Jeudi, le ministère public a requis trois ans de servitude pénale à l’encontre de Philémon Mambabwa Zebo, administrateur principal et chef du département d’appui à l’Agence nationale des renseignements (ANR), et consorts, dans l’affaire impliquant Claudien Likulia Lifoma, fils de Marie-Ange Mushobekwa, ainsi que d’autres personnes qui se sont constituées parties civiles. Cette affaire qui se tient devant la cour militaire de Kinshasa/Gombe était à sa douzième audience.
M. Mambabwa est poursuivi pour torture et incitation des militaires à commettre des actes contraires au devoir et à la discipline, après que des enfants de Mme Mushobekwa ont subi des sévices corporelles au domicile de l’accusé. Dans les trois ans requis, 20 jours sont requis contre les policiers ayant torturé les enfants de Mushobekwa. Actes qualifiés par la cour de « délinquances primaires ».

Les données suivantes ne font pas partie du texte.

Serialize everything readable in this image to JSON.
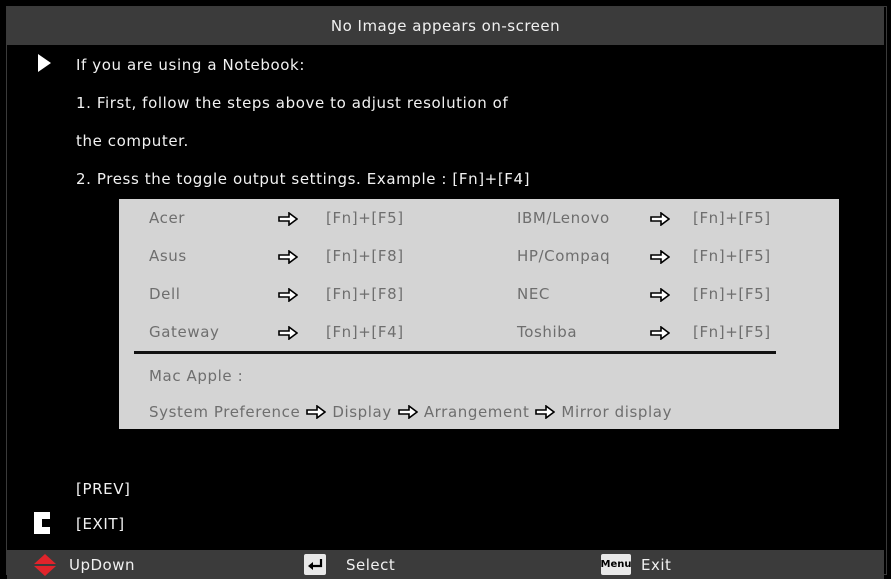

« Trois ans de servitude pénale c’est quand-même trop peu par rapport à ce que dit la loi. On pouvait même donner cinq ans. On a vu le réquisitoire prononcé contre le général Yav, 20 ans, pour incitation des militaires à commettre des actes contraires à la loi. Et lui [Philémon Mambabwa] a donné l’ordre de fouetter mes enfants dont l’un s’est évanoui et doit subir une intervention chirurgicale. A ce stade, on a peur qu’on nous parle de circonstance atténuante », a confié à ACTUALITE.CD un proche du dossier.

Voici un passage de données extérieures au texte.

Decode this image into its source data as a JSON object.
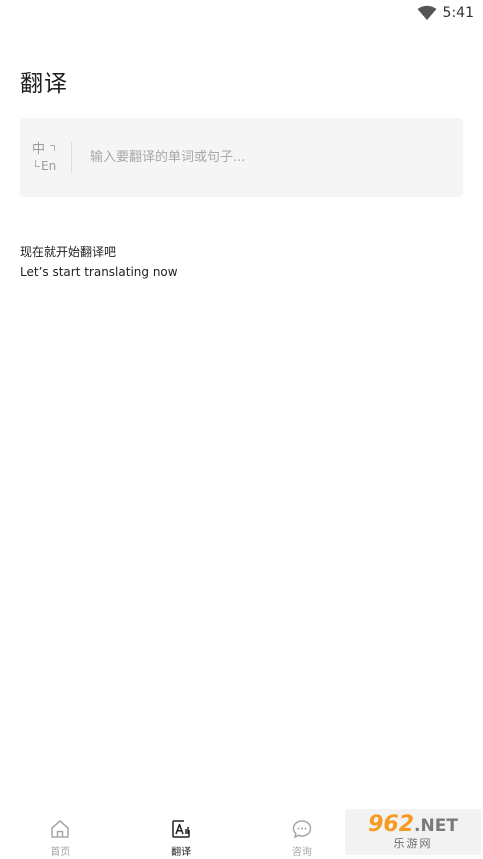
{
  "status_bar": {
    "time": "5:41",
    "wifi_icon": "wifi-icon"
  },
  "page": {
    "title": "翻译"
  },
  "search": {
    "lang_from": "中",
    "lang_to": "En",
    "placeholder": "输入要翻译的单词或句子..."
  },
  "intro": {
    "line_cn": "现在就开始翻译吧",
    "line_en": "Let’s start translating now"
  },
  "nav": {
    "items": [
      {
        "label": "首页",
        "icon": "home-icon",
        "active": false
      },
      {
        "label": "翻译",
        "icon": "translate-icon",
        "active": true
      },
      {
        "label": "咨询",
        "icon": "chat-icon",
        "active": false
      }
    ]
  },
  "watermark": {
    "brand": "962",
    "suffix": ".NET",
    "subtitle": "乐游网"
  },
  "colors": {
    "accent_orange": "#f59a23",
    "inactive_gray": "#a6a6a6",
    "input_bg": "#f5f5f5"
  }
}
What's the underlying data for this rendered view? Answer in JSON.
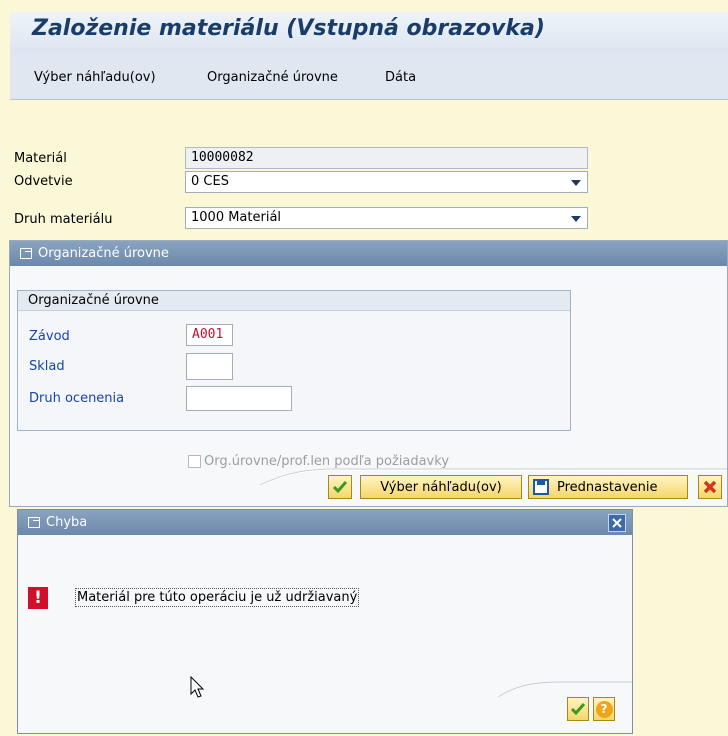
{
  "window": {
    "title": "Založenie materiálu (Vstupná obrazovka)"
  },
  "menu": {
    "items": [
      "Výber náhľadu(ov)",
      "Organizačné úrovne",
      "Dáta"
    ]
  },
  "fields": {
    "material_label": "Materiál",
    "material_value": "10000082",
    "industry_label": "Odvetvie",
    "industry_value": "0 CES",
    "material_type_label": "Druh materiálu",
    "material_type_value": "1000 Materiál"
  },
  "org_dialog": {
    "title": "Organizačné úrovne",
    "group_title": "Organizačné úrovne",
    "plant_label": "Závod",
    "plant_value": "A001",
    "storage_label": "Sklad",
    "storage_value": "",
    "valuation_label": "Druh ocenenia",
    "valuation_value": "",
    "checkbox_label": "Org.úrovne/prof.len podľa požiadavky",
    "checkbox_checked": false,
    "buttons": {
      "views": "Výber náhľadu(ov)",
      "defaults": "Prednastavenie"
    }
  },
  "error_dialog": {
    "title": "Chyba",
    "message": "Materiál pre túto operáciu je už udržiavaný"
  },
  "colors": {
    "background": "#fbf8d8",
    "titlebar": "#6c88ab",
    "label_blue": "#1544b4",
    "error_red": "#d0102b",
    "plant_value_red": "#c8102e"
  },
  "icons": {
    "confirm": "check-icon",
    "save": "save-icon",
    "cancel": "cancel-x-icon",
    "close": "close-icon",
    "help": "help-icon",
    "error": "error-exclamation-icon",
    "cursor": "mouse-pointer-icon"
  }
}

La tenue de ce procès, impliquant un haut cadre de l’Agence nationale des renseignements (ANR), présenté comme proche de l’entourage du chef de l’État, Félix Tshisekedi, est perçue dans l’environnement sociopolitique congolais comme un véritable test pour la justice militaire, censée être indépendante et impartiale dans une affaire ayant captivé l’attention de l’opinion publique.